Me, ok? Maybe. Or not, karena tiba-tiba aku merasa susah bernapas. “H-hai,” kataku. Lalu aku tersadar bahwa lengan yang melingkar di pinggangku adalah miliknya. Milik William Van Harley, direktur organisasi rekanan kami. Maksudku kantorku. Bos-nya Nora!

Je suis désolé, mademoiselle (Saya minta maaf, nona).” Aku tidak menghiraukan suara laki-laki lain yang berkali-kali minta maaf, karena fokusku saat ini tertuju ke kedua mata zaitun itu. Dan brewoknya. Sialan, brewok itu lagi.

Dia meneliti wajahku, lalu turun ke tempat lain di tubuhku. Aku tidak tahu ke mana, karena saat ini kedua mataku masih terpaku dengan wajahnya. Ke brewoknya.

“Kamu berdarah.”

“Hah?” Aku tidak tahu apa yang dia katakan.

Kedua matanya kembali ke wajahku. “Tangan kamu. Berdarah.” Aku mengikuti arah pandangnya yang kini tertuju ke tempat lain, ke tanganku, yang masih mencengkram kotak zucchini yang terbuat dari besi, dan sialnya cukup runcing di ujung. Aku melihat darah yang merembes, beberapa tetesannya sudah mengolam di lantai. Warna merah yang gelap.

Darah. Tidak. Aku tidak suka baunya. Aku tidak suka melihatnya. Pandanganku kembali ke wajahnya. “Aku … aku … ti—”

Gelap. Hanya itu setelahnya.

*

“Alina. Wake up. Alina.”

Sebuah suara memanggilku. Tidak ada yang pernah memanggilku dengan nama Alina sebelumnya. Selalu Lina, dan di sini aku adalah Mademoiselle Paramitha yang selalu membuatku terbayang dengan penari burlesque dari Moulin Rouge.

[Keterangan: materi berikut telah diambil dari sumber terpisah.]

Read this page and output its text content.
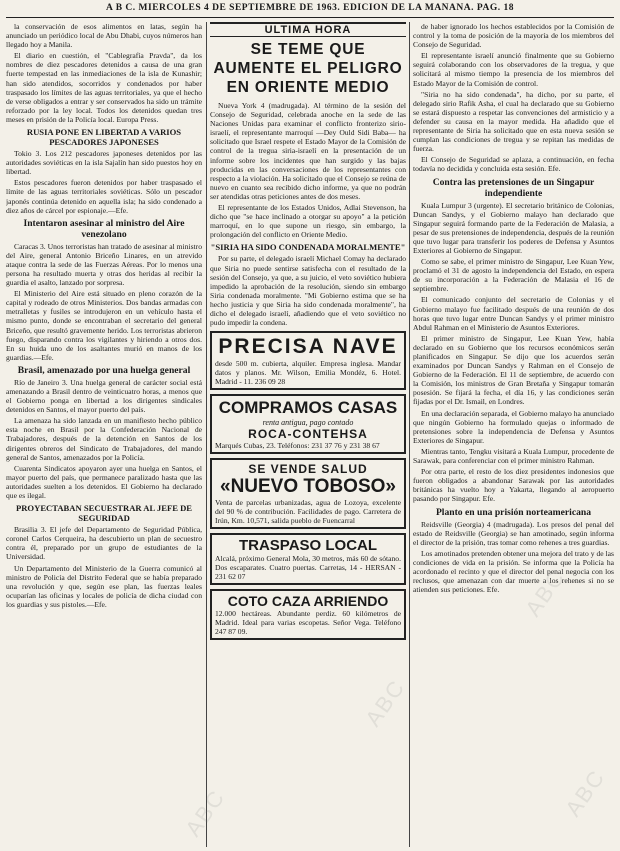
A B C. MIERCOLES 4 DE SEPTIEMBRE DE 1963. EDICION DE LA MAÑANA. PAG. 18

la conservación de esos alimentos en latas, según ha anunciado un periódico local de Abu Dhabi, cuyos números han llegado hoy a Manila.

El diario en cuestión, el "Cablegrafía Pravda", da los nombres de diez pescadores detenidos a causa de una gran fuerte tempestad en las inmediaciones de la isla de Kunashir; han sido atendidos, socorridos y condenados por haber traspasado los límites de las aguas territoriales, ya que el hecho de verse obligados a entrar y ser conservados ha sido un trámite reforzado por la ley local. Todos los detenidos quedan tres meses en prisión de la Policía local. Europa Press.

RUSIA PONE EN LIBERTAD A VARIOS PESCADORES JAPONESES

Tokio 3. Los 212 pescadores japoneses detenidos por las autoridades soviéticas en la isla Sajalín han sido puestos hoy en libertad.

Estos pescadores fueron detenidos por haber traspasado el límite de las aguas territoriales soviéticas. Sólo un pescador japonés continúa detenido en aquella isla; ha sido condenado a diez años de cárcel por espionaje.—Efe.

Intentaron asesinar al ministro del Aire venezolano

Caracas 3. Unos terroristas han tratado de asesinar al ministro del Aire, general Antonio Briceño Linares, en un atrevido ataque contra la sede de las Fuerzas Aéreas. Por lo menos una persona ha resultado muerta y otras dos heridas al recibir la guardia el asalto, lanzado por sorpresa.

El Ministerio del Aire está situado en pleno corazón de la capital y rodeado de otros Ministerios. Dos bandas armadas con metralletas y fusiles se introdujeron en un vehículo hasta el mismo punto, donde se encontraban el secretario del general Briceño, que resultó gravemente herido. Los terroristas abrieron fuego, disparando contra los vigilantes y hiriendo a otros dos. En su huida uno de los asaltantes murió en manos de los guardias.—Efe.

Brasil, amenazado por una huelga general

Río de Janeiro 3. Una huelga general de carácter social está amenazando a Brasil dentro de veinticuatro horas, a menos que el Gobierno ponga en libertad a los dirigentes sindicales detenidos en Santos, el mayor puerto del país.

La amenaza ha sido lanzada en un manifiesto hecho público esta noche en Brasil por la Confederación Nacional de Trabajadores, después de la detención en Santos de los dirigentes obreros del Sindicato de Trabajadores, del mando general de Santos, amenazados por la Policía.

Cuarenta Sindicatos apoyaron ayer una huelga en Santos, el mayor puerto del país, que permanece paralizado hasta que las autoridades suelten a los detenidos. El Gobierno ha declarado que es ilegal.

PROYECTABAN SECUESTRAR AL JEFE DE SEGURIDAD

Brasilia 3. El jefe del Departamento de Seguridad Pública, coronel Carlos Cerqueira, ha descubierto un plan de secuestro contra él, preparado por un grupo de estudiantes de la Universidad.

Un Departamento del Ministerio de la Guerra comunicó al ministro de Policía del Distrito Federal que se había preparado una revolución y que, según ese plan, las fuerzas leales ocuparían las oficinas y locales de policía de dicha ciudad con los guardias y sus pistoles.—Efe.

ULTIMA HORA
SE TEME QUE AUMENTE EL PELIGRO EN ORIENTE MEDIO

Nueva York 4 (madrugada). Al término de la sesión del Consejo de Seguridad, celebrada anoche en la sede de las Naciones Unidas para examinar el conflicto fronterizo sirio-israelí, el representante marroquí —Dey Ould Sidi Baba— ha solicitado que Israel respete el Estado Mayor de la Comisión de control de la tregua siria-israelí en la presentación de un informe sobre los incidentes que han surgido y las bajas producidas en las conversaciones de los representantes con respecto a la violación. Ha solicitado que el Consejo se reúna de nuevo en cuanto sea recibido dicho informe, ya que no podrán ser atendidas otras peticiones antes de dos meses.

El representante de los Estados Unidos, Adlai Stevenson, ha dicho que "se hace inclinado a otorgar su apoyo" a la petición marroquí, en lo que supone un riesgo, sin embargo, la prolongación del conflicto en Oriente Medio.

"SIRIA HA SIDO CONDENADA MORALMENTE"

Por su parte, el delegado israelí Michael Comay ha declarado que Siria no puede sentirse satisfecha con el resultado de la sesión del Consejo, ya que, a su juicio, el veto soviético hubiera impedido la aprobación de la resolución, siendo sin embargo Siria condenada moralmente. "Mi Gobierno estima que se ha hecho justicia y que Siria ha sido condenada moralmente", ha dicho el delegado israelí, añadiendo que el veto soviético no pudo impedir la condena.

PRECISA NAVE
desde 500 m. cubierta, alquiler. Empresa inglesa. Mandar datos y planos. Mr. Wilson, Emilia Mondéz, 6. Hotel. Madrid - 11. 236 09 28
COMPRAMOS CASAS
renta antigua, pago contado
ROCA-CONTEHSA
Marqués Cubas, 23. Teléfonos: 231 37 76 y 231 38 67
SE VENDE SALUD
«NUEVO TOBOSO»
Venta de parcelas urbanizadas, agua de Lozoya, excelente del 90 % de contribución. Facilidades de pago. Carretera de Irún, Km. 10,571, salida pueblo de Fuencarral
TRASPASO LOCAL
Alcalá, próximo General Mola, 30 metros, más 60 de sótano. Dos escaparates. Cuatro puertas. Carretas, 14 - HERSAN - 231 62 07
COTO CAZA ARRIENDO
12.000 hectáreas. Abundante perdiz. 60 kilómetros de Madrid. Ideal para varias escopetas. Señor Vega. Teléfono 247 87 09.

de haber ignorado los hechos establecidos por la Comisión de control y la toma de posición de la mayoría de los miembros del Consejo de Seguridad.

El representante israelí anunció finalmente que su Gobierno seguirá colaborando con los observadores de la tregua, y que solicitará al mismo tiempo la presencia de los miembros del Estado Mayor de la Comisión de control.

"Siria no ha sido condenada", ha dicho, por su parte, el delegado sirio Rafik Asha, el cual ha declarado que su Gobierno se estará dispuesto a respetar las convenciones del armisticio y a defender su causa en la mayor medida. Ha añadido que el representante de Siria ha solicitado que en esta nueva sesión se cumplan las condiciones de tregua y se repitan las medidas de fuerza.

El Consejo de Seguridad se aplaza, a continuación, en fecha todavía no decidida y concluida esta sesión. Efe.

Contra las pretensiones de un Singapur independiente

Kuala Lumpur 3 (urgente). El secretario británico de Colonias, Duncan Sandys, y el Gobierno malayo han declarado que Singapur seguirá formando parte de la Federación de Malasia, a pesar de sus pretensiones de independencia, después de la reunión que tuvo lugar para transferir los poderes de Defensa y Asuntos Exteriores al Gobierno de Singapur.

Como se sabe, el primer ministro de Singapur, Lee Kuan Yew, proclamó el 31 de agosto la independencia del Estado, en espera de su incorporación a la Federación de Malasia el 16 de septiembre.

El comunicado conjunto del secretario de Colonias y el Gobierno malayo fue facilitado después de una reunión de dos horas que tuvo lugar entre Duncan Sandys y el primer ministro Abdul Rahman en el Ministerio de Asuntos Exteriores.

El primer ministro de Singapur, Lee Kuan Yew, había declarado en su Gobierno que los recursos económicos serán planificados en Singapur. Se dijo que los acuerdos serán examinados por Duncan Sandys y Rahman en el Consejo de Gobierno de la Federación. El 11 de septiembre, de acuerdo con la Comisión, los ministros de Gran Bretaña y Singapur tomarán posesión. Se fijará la fecha, el día 16, y las condiciones serán fijadas por el Dr. Ismail, en Londres.

En una declaración separada, el Gobierno malayo ha anunciado que ningún Gobierno ha formulado quejas o informado de pretensiones sobre la independencia de Defensa y Asuntos Exteriores de Singapur.

Mientras tanto, Tengku visitará a Kuala Lumpur, procedente de Sarawak, para conferenciar con el primer ministro Rahman.

Por otra parte, el resto de los diez presidentes indonesios que fueron obligados a abandonar Sarawak por las autoridades británicas ha vuelto hoy a Yakarta, llegando al aeropuerto pasando por Singapur. Efe.

Planto en una prisión norteamericana

Reidsville (Georgia) 4 (madrugada). Los presos del penal del estado de Reidsville (Georgia) se han amotinado, según informa el director de la prisión, tras tomar como rehenes a tres guardias.

Los amotinados pretenden obtener una mejora del trato y de las condiciones de vida en la prisión. Se informa que la Policía ha acordonado el recinto y que el director del penal negocia con los reclusos, que amenazan con dar muerte a los rehenes si no se atienden sus peticiones. Efe.

ABC
ABC
ABC
ABC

“Alina.” Suara itu lagi. Aku suka suara itu. Terdengar sangat merdu. Ada kekhawatiran di lirih suaranya. Aku membuka mata, yang pertama aku temukan adalah bibir berwarna merah stroberi, dikelilingi oleh brewok berwarna gelap. Aku tahu siapa pemilik suara itu. 

Aku mencoba bangkit dari posisiku saat ini, tapi rasa pening membuatku kembali menghempaskan kepala di posisi sebelumnya.